Em uma declaração datada de 18 de agosto, o reitor Markus Grasl da Abadia de Reichersberg, superior das irmãs, defendeu a transferência das mulheres em dezembro de 2023 para o lar de idosos do Castelo de Kahlsperg, dizendo que a decisão "foi tomada para o bem-estar das irmãs e por preocupação com elas.
"Devido à idade avançada e à saúde precária das irmãs, bem como às necessidades espirituais da ordem e às condições estruturais do mosteiro, a vida independente no Mosteiro de Goldenstein não era mais possível nem justificável", disse Grasl. "Esta medida era necessária para garantir cuidado, apoio e proteção contra possível negligência e abuso por parte de terceiros."
Ele acrescentou: "Em todas as decisões, estive em estreita consulta com as próprias irmãs, com o Vigário Episcopal para as Ordens da Arquidiocese de Salzburgo e com a Presidente das Irmãs do Coro Agostiniano em Essen (Alemanha)".
O centro de atendimento Kahlsperg "não é qualquer lar, mas uma instituição administrada pelas Irmãs Franciscanas de Hallein", disse Rod em sua declaração. "Isso garante que as irmãs não apenas recebam cuidados e apoio profissional, mas também possam continuar sua vida religiosa e espiritual."
Muitos "religiosos que conquistaram tanto ao longo de décadas agora estão velhos e são poucos em número, vivendo em casas que não são adequadamente equipadas para sua idade", disse Rod, observando que as autoridades da igreja "enfrentam o desafio de fornecer uma aposentadoria responsável para mulheres e homens religiosos".
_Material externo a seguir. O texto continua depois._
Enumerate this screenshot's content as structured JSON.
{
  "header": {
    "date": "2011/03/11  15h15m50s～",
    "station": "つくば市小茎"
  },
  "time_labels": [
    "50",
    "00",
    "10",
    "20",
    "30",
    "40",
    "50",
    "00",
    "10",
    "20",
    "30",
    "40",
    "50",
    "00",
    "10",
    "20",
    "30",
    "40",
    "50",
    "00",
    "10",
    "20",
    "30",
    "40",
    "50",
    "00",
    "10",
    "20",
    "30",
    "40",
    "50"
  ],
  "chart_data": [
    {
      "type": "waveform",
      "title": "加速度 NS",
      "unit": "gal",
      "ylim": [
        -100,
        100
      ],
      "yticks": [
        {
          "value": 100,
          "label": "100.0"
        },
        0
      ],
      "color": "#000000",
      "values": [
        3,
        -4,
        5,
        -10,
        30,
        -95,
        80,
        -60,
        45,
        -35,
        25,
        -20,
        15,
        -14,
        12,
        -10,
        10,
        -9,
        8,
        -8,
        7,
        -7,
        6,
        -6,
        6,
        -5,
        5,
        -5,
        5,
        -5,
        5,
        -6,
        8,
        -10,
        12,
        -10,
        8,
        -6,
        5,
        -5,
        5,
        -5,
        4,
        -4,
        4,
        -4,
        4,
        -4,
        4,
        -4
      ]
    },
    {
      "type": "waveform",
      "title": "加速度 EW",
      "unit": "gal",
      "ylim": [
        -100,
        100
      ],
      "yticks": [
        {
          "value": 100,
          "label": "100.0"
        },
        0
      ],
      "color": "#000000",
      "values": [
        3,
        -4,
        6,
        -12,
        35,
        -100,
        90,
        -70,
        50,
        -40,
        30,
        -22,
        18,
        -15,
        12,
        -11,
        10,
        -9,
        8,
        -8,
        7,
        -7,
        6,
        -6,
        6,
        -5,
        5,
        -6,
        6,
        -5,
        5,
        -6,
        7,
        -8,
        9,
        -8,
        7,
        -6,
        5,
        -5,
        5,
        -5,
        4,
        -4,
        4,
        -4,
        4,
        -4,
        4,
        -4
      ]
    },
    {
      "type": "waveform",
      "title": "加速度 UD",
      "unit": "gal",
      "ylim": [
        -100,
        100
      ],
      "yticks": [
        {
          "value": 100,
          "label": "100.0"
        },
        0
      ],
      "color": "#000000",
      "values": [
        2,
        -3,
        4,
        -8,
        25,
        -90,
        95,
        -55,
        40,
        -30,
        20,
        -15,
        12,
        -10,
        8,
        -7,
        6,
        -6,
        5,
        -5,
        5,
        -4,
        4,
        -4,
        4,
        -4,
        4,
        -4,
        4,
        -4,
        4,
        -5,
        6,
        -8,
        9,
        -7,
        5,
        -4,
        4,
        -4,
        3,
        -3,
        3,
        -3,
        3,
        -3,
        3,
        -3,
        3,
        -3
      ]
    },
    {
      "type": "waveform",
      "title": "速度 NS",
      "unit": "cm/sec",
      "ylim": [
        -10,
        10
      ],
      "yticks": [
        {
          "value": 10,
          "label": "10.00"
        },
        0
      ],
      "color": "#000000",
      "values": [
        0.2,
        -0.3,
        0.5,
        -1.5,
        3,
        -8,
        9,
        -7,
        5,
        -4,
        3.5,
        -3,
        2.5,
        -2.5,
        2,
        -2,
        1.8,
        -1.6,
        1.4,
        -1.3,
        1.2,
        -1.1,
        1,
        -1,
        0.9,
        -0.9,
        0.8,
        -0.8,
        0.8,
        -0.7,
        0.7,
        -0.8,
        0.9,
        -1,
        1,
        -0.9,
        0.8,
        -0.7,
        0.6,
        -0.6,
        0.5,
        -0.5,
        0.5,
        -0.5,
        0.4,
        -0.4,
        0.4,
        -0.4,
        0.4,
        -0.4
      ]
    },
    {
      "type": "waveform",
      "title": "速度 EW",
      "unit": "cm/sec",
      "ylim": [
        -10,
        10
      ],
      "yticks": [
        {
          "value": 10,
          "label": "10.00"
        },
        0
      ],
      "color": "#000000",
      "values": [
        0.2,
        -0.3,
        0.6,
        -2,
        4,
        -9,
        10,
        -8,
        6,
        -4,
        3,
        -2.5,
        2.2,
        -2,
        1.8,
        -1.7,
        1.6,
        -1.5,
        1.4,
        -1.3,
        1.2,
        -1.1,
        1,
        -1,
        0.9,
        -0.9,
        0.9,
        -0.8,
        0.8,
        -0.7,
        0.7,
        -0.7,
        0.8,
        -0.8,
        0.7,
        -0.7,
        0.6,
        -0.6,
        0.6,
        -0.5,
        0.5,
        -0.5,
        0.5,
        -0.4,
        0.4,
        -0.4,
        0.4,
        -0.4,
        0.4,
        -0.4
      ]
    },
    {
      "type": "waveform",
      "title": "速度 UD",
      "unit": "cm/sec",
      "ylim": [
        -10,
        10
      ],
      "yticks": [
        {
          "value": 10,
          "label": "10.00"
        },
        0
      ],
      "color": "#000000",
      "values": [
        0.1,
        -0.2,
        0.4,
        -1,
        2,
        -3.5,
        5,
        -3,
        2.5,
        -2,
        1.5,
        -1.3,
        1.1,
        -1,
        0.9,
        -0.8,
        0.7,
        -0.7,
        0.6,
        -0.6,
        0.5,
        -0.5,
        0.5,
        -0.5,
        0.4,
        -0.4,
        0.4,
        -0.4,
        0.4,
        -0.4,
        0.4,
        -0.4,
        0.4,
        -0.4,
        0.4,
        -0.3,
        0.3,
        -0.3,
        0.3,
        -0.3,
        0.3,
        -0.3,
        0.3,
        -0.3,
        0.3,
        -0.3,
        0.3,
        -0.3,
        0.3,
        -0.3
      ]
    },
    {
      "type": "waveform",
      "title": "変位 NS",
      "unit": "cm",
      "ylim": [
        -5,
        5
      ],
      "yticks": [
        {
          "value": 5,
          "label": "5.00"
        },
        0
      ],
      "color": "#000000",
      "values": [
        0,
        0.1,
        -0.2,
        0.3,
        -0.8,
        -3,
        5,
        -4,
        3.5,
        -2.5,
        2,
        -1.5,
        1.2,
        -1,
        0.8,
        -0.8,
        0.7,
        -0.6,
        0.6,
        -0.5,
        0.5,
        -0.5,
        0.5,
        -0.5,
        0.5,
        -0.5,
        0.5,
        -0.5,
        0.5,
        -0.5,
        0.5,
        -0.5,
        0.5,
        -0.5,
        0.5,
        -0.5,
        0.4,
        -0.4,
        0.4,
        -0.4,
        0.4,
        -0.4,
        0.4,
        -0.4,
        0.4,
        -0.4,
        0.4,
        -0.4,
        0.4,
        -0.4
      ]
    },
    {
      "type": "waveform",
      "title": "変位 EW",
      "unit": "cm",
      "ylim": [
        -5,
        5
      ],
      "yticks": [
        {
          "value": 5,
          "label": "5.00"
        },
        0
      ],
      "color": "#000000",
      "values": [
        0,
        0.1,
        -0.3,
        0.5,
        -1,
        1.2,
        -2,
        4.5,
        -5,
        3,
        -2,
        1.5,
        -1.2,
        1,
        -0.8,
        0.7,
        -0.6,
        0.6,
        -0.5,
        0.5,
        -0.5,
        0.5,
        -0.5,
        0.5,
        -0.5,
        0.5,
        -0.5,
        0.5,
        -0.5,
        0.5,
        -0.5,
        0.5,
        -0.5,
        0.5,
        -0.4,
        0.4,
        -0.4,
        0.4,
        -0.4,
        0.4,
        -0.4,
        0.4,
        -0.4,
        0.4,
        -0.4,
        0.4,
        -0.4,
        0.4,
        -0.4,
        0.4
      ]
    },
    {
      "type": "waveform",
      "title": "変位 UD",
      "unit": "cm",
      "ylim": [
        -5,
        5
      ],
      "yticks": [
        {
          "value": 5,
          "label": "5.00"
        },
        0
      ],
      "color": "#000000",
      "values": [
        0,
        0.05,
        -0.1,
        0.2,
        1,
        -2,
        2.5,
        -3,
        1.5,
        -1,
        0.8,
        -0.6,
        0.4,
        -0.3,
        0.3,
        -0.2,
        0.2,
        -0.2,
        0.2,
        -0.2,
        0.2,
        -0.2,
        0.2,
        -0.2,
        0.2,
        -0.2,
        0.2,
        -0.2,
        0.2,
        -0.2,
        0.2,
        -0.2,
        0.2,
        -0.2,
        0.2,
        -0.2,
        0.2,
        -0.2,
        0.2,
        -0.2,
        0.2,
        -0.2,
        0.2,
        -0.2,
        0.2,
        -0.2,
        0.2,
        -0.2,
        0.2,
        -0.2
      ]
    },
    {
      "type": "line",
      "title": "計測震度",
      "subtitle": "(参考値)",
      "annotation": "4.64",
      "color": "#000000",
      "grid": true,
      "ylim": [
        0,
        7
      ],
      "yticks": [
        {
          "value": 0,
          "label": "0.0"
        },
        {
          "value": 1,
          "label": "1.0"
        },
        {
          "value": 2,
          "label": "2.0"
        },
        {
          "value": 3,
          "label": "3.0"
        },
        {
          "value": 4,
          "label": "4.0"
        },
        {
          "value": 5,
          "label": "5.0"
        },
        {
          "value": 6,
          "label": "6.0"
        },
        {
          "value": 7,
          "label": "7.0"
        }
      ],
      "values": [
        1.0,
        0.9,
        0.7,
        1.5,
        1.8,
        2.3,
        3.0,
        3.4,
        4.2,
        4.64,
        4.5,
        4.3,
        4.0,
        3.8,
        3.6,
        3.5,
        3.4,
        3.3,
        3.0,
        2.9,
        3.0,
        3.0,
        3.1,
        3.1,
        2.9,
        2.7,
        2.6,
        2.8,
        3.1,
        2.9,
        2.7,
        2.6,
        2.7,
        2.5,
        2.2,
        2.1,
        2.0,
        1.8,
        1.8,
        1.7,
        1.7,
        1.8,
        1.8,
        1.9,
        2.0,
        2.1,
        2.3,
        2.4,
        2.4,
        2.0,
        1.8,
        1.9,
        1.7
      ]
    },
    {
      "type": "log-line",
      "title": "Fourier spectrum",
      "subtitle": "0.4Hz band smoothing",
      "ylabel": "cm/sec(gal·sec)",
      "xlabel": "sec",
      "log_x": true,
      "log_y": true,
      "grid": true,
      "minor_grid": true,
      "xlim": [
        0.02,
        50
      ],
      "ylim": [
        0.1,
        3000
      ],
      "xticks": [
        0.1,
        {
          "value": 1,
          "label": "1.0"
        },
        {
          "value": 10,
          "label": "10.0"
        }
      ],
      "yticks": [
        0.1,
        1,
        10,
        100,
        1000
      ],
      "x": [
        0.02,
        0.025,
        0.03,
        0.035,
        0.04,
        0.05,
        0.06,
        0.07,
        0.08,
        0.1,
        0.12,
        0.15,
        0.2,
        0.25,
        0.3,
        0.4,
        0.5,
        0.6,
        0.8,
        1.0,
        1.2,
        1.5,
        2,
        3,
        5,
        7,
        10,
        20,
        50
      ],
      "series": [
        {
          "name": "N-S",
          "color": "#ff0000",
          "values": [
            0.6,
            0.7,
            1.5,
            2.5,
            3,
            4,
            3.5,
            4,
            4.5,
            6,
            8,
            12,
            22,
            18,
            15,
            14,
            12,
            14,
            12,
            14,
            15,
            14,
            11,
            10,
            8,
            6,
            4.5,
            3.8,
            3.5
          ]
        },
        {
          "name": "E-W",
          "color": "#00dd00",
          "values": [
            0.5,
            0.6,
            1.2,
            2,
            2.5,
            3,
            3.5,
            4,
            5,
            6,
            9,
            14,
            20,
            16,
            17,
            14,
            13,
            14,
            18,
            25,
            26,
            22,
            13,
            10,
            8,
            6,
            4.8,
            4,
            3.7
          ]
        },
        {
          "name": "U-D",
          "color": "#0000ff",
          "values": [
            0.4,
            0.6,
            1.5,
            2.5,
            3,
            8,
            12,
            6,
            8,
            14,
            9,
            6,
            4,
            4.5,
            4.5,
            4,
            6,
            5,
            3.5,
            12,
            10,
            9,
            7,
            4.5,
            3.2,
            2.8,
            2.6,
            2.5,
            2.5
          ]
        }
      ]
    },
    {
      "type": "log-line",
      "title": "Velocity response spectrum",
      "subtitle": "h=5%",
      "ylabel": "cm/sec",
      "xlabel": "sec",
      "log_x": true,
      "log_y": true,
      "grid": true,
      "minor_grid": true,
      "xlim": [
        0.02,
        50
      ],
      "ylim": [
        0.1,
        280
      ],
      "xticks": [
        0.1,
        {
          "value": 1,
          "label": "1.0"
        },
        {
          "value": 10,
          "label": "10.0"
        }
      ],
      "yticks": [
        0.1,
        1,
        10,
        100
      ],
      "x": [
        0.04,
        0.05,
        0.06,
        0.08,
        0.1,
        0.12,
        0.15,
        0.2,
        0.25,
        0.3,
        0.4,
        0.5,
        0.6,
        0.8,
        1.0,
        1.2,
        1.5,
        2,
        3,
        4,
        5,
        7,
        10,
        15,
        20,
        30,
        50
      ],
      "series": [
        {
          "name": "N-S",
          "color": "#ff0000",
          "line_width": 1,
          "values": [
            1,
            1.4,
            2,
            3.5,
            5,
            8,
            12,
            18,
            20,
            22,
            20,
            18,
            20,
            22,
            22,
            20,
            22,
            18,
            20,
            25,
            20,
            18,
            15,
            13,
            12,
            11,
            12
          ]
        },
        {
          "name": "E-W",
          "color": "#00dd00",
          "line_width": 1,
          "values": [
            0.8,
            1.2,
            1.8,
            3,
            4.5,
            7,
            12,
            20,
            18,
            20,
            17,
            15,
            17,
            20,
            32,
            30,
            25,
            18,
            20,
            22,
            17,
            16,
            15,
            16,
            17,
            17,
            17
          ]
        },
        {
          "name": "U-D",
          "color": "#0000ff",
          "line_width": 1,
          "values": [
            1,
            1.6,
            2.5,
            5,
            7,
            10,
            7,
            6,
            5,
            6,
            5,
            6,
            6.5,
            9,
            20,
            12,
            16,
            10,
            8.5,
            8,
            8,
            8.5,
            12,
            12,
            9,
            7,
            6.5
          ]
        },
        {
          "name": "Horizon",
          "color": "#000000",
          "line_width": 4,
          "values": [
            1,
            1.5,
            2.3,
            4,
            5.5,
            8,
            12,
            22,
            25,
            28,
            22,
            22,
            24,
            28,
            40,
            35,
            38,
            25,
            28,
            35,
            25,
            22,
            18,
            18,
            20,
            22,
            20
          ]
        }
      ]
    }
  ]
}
Ela disse que "a vida independente no Mosteiro de Goldenstein não era mais possível" devido à "idade avançada e ao estado de saúde" das irmãs e afirmou que "o edifício original havia se tornado grande demais para os membros restantes da ordem" e "não era mais suficiente para as necessidades práticas".

Castelo de Goldestein, famoso por ser o local onde viveram as irmãs Bernadette, Rita e Regina. (Foto: Arne Müseler/Wikimedia Commons)
As irmãs disseram à mídia que o melhor atendimento é oferecido em seu antigo lar.
A falta inicial de água e eletricidade no convento não diminuiu a alegria do retorno. Os serviços foram parcialmente restaurados, médicos estão prestando atendimento médico e ex-alunos e outros apoiadores estão se mobilizando para ajudá-los com refeições e confraternização.
Uma ex-aluna, Sophie Tauscher, disse à BBC News: "Goldenstein sem as freiras simplesmente não é possível". Ela acrescentou: "Quando precisarem de nós, basta nos chamar e com certeza estaremos lá. As freiras aqui mudaram tantas vidas de uma maneira tão boa."